A lot of students are interested in studying the slang that they and their friends use. Here are some ideas for new things to do with slang...

  1. A synonym study--slang words almost always duplicate a meaning that already has a word. E.g. if you say wicked to mean 'excellent', you could've used excellent, right?  But it's also the case that within the slang vocab, there can be a lot of redundancy--lots of words for approval, maybe for intensity, for size, attractiveness, and possibly for things or activities that are important to the group (e.g. sex). Why does a slang need a lot of words for the same thing--and are they really the same?  If it's a big enough slang, this might be investigated by looking at the contexts in which the words occur.  E.g. words of approval (I'm dating myself and not being very imaginative here, but, for example: cool, wicked, amazing, brilliant).  Theoretically, any of them could describe anything--but do they?  Do any of them tend to go with people more (a cool boy? a wicked boy?) or with films, or... ?  If it's a smaller slang, it could still be studied by collecting usages, maybe interviewing informants...

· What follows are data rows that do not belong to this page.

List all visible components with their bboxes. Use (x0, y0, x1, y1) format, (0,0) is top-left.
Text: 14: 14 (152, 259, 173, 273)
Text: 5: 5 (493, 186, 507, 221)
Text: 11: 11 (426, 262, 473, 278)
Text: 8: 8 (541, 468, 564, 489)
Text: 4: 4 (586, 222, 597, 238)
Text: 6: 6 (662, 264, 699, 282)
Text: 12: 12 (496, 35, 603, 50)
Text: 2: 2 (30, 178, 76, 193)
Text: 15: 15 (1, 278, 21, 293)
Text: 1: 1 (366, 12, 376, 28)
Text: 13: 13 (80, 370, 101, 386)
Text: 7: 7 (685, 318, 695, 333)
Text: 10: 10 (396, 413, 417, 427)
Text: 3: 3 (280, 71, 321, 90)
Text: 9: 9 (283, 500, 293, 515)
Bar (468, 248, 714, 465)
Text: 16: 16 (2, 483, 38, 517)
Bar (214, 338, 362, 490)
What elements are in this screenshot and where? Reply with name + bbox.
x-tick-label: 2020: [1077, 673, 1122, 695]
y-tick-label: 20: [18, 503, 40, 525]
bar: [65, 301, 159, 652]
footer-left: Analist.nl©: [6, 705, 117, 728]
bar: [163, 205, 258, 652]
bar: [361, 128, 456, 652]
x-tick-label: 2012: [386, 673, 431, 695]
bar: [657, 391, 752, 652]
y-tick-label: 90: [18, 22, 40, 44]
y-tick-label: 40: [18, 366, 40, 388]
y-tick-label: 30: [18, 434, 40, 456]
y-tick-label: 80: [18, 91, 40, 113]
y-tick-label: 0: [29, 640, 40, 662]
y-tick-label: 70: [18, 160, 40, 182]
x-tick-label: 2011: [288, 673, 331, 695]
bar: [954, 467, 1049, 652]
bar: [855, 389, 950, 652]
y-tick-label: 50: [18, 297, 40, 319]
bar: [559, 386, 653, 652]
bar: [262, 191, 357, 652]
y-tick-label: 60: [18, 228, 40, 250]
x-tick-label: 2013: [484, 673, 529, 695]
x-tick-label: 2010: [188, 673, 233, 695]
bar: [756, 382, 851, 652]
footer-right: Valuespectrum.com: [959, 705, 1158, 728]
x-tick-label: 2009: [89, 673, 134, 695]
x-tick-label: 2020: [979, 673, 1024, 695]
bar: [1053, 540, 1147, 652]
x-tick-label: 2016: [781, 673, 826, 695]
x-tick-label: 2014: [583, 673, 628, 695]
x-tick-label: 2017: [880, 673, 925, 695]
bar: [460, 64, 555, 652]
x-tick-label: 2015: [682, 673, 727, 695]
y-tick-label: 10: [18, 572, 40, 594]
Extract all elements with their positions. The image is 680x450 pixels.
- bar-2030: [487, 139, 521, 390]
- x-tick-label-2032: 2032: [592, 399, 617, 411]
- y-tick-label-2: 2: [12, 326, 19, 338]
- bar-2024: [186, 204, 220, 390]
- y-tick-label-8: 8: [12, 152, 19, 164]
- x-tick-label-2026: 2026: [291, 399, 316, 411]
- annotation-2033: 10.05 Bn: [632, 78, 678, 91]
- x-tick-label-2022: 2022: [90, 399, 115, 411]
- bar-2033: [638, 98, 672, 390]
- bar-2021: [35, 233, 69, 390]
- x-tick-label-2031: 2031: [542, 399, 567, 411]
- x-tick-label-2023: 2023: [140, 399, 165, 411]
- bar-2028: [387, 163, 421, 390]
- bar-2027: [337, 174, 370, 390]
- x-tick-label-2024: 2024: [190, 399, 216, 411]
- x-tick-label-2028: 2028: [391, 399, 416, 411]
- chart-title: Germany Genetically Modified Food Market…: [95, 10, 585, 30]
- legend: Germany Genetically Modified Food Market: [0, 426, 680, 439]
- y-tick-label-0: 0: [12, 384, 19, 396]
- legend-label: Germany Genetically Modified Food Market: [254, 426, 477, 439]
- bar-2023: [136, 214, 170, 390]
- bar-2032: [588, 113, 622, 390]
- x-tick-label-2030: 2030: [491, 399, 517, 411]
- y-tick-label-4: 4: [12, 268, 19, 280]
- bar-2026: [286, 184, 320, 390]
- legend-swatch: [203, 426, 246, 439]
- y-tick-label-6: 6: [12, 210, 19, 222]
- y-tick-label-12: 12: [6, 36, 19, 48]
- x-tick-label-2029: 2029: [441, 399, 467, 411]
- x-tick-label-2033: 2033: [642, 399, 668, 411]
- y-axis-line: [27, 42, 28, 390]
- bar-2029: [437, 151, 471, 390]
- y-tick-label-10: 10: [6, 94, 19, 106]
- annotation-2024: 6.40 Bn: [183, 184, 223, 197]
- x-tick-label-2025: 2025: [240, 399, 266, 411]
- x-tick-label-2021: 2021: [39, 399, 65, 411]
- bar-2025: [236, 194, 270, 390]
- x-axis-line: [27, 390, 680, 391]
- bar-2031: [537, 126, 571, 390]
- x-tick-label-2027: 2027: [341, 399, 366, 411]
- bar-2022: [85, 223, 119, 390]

  2. Sound slang neologisms follow any known trends or reveal any unknown ones for what kinds of sounds tend to go with particular meanings?  You might've seen the bouba/kiki effect experiment on the web, which shows that people have real preferences for certain sounds going with certain meanings.  Does this work across neologisms in slangs? You don't need to stick to one slang in this case--you might want to look for as many neologisms in as many communities/languages as you can, in order to determine whether there's evidence that neologising is led by 'phonosemantic' tendencies.